They spend no more money than they can afford, avoid impulse purchases, and pay all their bills and credit obligations on a regular basis.
Consumers are financially literate
The financial well-being of an individual is almost entirely dependent on the decisions he or she makes – although it may not seem so to many. Consumers are financially literate, with the knowledge, skills, attitudes, and behaviors required to manage their own finances in accordance with personal and/or family interests.
Individuals must face all the consequences of their choices. The ultimate goal of an individual’s decision is to satisfy one’s need or desire on the one hand, and on the other, to achieve the personal financial goals that he or she has set. Responsible consumer behavior comes down to well-informed, rational decisions.
Consumer decision making is influenced by many factors
However, consumer decision making is influenced by many factors – why we make decisions that will cause us problems. We are influenced by many social factors such as culture, stock, and situation, as well as personal and psychological influences. The physical and social environment, time, and conditions of purchase may lead us to make adverse decisions for us.

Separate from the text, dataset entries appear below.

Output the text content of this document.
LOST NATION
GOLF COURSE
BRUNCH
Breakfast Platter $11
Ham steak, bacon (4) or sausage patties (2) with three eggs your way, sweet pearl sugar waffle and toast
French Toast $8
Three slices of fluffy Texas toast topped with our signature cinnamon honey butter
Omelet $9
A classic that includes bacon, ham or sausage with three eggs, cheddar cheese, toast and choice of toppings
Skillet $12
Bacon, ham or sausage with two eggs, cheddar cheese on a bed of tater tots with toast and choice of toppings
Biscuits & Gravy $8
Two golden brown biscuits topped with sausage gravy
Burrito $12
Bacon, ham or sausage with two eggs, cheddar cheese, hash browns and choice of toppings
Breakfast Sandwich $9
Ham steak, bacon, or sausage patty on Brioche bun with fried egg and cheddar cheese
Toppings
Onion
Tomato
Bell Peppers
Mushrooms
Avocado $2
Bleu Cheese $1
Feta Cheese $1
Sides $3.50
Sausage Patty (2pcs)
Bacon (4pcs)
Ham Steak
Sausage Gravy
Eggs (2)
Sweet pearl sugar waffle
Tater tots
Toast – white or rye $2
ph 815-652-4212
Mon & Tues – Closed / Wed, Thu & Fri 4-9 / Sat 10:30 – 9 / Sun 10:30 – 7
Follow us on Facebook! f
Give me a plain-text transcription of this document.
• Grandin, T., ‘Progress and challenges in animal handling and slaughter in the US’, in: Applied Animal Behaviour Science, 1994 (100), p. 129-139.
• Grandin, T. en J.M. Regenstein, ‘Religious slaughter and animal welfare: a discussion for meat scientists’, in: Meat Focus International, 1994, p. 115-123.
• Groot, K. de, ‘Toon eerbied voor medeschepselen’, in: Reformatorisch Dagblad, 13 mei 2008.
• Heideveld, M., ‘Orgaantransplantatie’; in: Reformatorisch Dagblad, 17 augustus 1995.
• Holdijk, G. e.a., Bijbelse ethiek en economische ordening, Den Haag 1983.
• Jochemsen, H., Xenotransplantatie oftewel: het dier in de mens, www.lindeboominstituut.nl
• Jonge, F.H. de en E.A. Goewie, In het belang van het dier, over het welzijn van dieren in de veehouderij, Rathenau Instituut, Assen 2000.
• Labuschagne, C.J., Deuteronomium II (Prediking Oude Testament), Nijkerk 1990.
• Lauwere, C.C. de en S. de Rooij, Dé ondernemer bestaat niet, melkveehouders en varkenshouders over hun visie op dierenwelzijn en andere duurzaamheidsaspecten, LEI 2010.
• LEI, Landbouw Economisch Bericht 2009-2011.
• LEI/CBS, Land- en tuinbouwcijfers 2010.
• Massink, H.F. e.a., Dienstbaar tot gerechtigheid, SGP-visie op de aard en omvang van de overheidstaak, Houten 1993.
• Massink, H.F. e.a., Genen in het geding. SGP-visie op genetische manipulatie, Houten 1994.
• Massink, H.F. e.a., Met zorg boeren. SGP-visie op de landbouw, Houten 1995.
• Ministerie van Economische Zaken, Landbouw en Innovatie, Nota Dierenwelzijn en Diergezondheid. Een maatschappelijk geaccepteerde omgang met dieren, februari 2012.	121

Certain occasions and rituals and how they affect our resilience to what we know is right for our wallet. Christmas, Valentine’s Day, or seasonal reductions are the real situational bait where even the greatest rationalists linger in their control mechanisms.
This is so because in a cultural context these situations have come to be regarded as “normal” and are not perceived as impulsive purchases, but reasonable and expected.
The impact of the environment, especially of family and friends, is extremely important to our consumer decision making and the way we spend money.
Similarly, because of environmental expectations, despite, for example, diminishing financial capacity, individuals continue with the same lifestyle and level of consumption because they feel the pressure of the environment to continue.
Of the personal factors that include motives and motivation, perception, attitudes, personality traits, and knowledge, motivation stands out.
According to some research, up to 90% of our choices at the point of purchase are determined by impulse, feeling, or habit. Although such findings vary widely across groups of people, it remains clear that only a small portion of our decisions are truly based on cognitive decision-making.
7 characteristics of the responsible debtor
Achieving your own well-being is based on money management, planning, and careful consumer decision making. Responsible debtors have the following characteristics:
- they do not spend more money than they can at the present moment, and given the expected future position
- avoid impulsive buying decisions; make well-informed decisions
- select financial products and services that are consistent with their present and future financial capabilities
- they are well informed and seek advice from experts
- they save on contingencies, which are the recommended six-month expenditures of one household
- regularly pay credit card liabilities and other financial liabilities
analyze the possible future financial situation in the light of revenue reductions, unexpected costs, reductions in real assets, and new fiscal rules.